Some grants address both immediate needs and policy issues, Cerino said. For instance, the health care initiative, which was funded this year based on groundwork provided in 2004, will address immediate health and welfare needs as well as long-term issues such as the area's high levels of obesity, diabetes and stroke, he said.

The $100,000 grant to study the possibility of a sports complex in the area also addresses both immediate and long-term issues, he said. Such a complex would encourage fitness but it also could "transform the community" and make it a destination for people in the region to attend soccer and other tournaments. While here, they would spend money on gas, food and other items, thereby helping the community.

The foundation wants to "reach beyond a culture of poverty to effect substantive change. Foundations can provide a valuable service by helping to serve as a ?research and development' function for the civic sector by testing new models, bringing in fresh outside ideas, exploring state-of-the-art programs and connecting the area to broader statewide and national networks," the report states.

"We get beaten up for funding studies," Cerino said, but he takes issue with that.

"What we fund are blueprints for change," not studies, he said. "Something has to have the prospect of leading to an action. If not, we would not do it."
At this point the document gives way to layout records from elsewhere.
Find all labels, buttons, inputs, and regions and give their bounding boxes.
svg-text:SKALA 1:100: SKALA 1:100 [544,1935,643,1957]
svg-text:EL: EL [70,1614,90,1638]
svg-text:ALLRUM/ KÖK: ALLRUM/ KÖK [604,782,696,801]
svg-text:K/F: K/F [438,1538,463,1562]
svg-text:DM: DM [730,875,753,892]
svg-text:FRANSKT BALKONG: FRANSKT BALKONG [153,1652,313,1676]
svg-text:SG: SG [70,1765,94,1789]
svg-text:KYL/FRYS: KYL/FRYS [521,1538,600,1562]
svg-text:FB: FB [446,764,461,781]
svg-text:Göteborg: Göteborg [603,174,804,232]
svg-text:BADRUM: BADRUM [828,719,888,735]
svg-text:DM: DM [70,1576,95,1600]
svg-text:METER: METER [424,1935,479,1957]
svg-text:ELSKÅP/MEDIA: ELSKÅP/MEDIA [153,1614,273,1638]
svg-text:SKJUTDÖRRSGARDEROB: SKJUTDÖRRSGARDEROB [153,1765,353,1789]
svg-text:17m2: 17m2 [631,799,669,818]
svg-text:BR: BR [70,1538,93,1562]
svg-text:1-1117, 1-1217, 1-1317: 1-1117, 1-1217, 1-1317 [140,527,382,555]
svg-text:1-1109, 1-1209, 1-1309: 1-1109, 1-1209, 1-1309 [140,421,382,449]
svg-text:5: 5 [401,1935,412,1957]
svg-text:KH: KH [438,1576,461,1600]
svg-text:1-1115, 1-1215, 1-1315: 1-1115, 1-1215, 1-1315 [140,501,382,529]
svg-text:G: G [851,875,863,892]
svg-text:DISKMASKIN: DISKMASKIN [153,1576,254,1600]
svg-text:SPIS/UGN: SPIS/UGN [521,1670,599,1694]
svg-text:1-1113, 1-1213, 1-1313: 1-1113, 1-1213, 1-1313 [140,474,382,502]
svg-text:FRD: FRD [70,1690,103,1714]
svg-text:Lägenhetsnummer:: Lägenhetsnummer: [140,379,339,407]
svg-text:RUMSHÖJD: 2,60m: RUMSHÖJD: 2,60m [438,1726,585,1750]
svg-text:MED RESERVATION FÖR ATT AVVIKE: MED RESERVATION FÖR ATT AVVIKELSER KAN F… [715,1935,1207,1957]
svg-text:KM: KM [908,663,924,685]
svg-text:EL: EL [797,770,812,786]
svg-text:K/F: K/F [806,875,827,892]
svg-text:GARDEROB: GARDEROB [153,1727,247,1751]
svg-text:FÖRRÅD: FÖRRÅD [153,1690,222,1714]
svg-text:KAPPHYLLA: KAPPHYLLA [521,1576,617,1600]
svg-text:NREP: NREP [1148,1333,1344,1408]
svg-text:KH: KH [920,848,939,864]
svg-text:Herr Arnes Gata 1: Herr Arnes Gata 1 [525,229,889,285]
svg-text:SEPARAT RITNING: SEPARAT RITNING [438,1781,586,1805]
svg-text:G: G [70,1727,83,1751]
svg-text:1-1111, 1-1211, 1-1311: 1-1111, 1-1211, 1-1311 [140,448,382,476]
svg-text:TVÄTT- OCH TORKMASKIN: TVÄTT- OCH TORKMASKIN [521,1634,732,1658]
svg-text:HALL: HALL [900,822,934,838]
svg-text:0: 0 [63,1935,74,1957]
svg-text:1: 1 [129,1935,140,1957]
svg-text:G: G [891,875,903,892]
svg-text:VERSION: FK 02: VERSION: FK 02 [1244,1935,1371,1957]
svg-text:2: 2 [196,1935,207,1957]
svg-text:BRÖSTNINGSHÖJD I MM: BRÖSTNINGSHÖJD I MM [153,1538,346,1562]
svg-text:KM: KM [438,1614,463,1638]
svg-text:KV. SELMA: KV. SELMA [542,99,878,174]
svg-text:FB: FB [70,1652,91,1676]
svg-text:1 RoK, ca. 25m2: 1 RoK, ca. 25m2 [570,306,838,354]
That fits with Cerino's vision of the foundation providing venture capital for initiatives that could improve the community, such as the EDC.

"By providing venture capital for social change, Harvest will be more likely to help the region's institutions achieve informed, planned reforms. The more new things are known, the better will be the decisions that affect the public," he wrote in the annual report.

One of the foundation's most visible efforts in 2004 was its $50 million challenge grant to the state to open a college in Martinsville or Henry County within two years. Cerino said that effort now is being pursued by a planning committee.

"I remain optimistic," he added. "Harvest does not see a university in Martinsville as a panacea but rather as another element to assist the rebirth and redefinition of our area," he wrote in the annual report.

The Harvest Foundation wants to be a facilitator in that rebirth, Cerino said, adding that in the next year it likely will fund some recommendations and priorities that the community defined during the Market Street economic assessment and strategy. But the area's direction or vision for the future will be determined by the area's leadership and the "will of the folks," he said.

In the annual report, he noted that there are different opinions on the community's future -- should it embrace new technology or try to recreate a vanishing industrial base? Should it take a high-tech research path or build on unique local assets?

"It is premature to know where these divergent roads may lead. A community with limited resources cannot follow multiple roads simultaneously," he wrote.

" ... To a certain extent, we can create the future we want by the decision we make today. The path we decide to select over the next year or so and the decisions the community makes on the investment of its limited resources will be instrumental in determining the type of future we will have," he added.

Reflecting on the past year, Cerino said he "takes full responsibility" for the foundation's lack of public relations, saying he never had been in a position where that was needed before.

"Clearly it became a major gaff," he said. "In the future we will be making an effort to tell our story ... what people getting the money are doing with it."

Asked what he is most proud of in his work here, Cerino said it is the organization he has built. And "the grants speak for themselves," he added.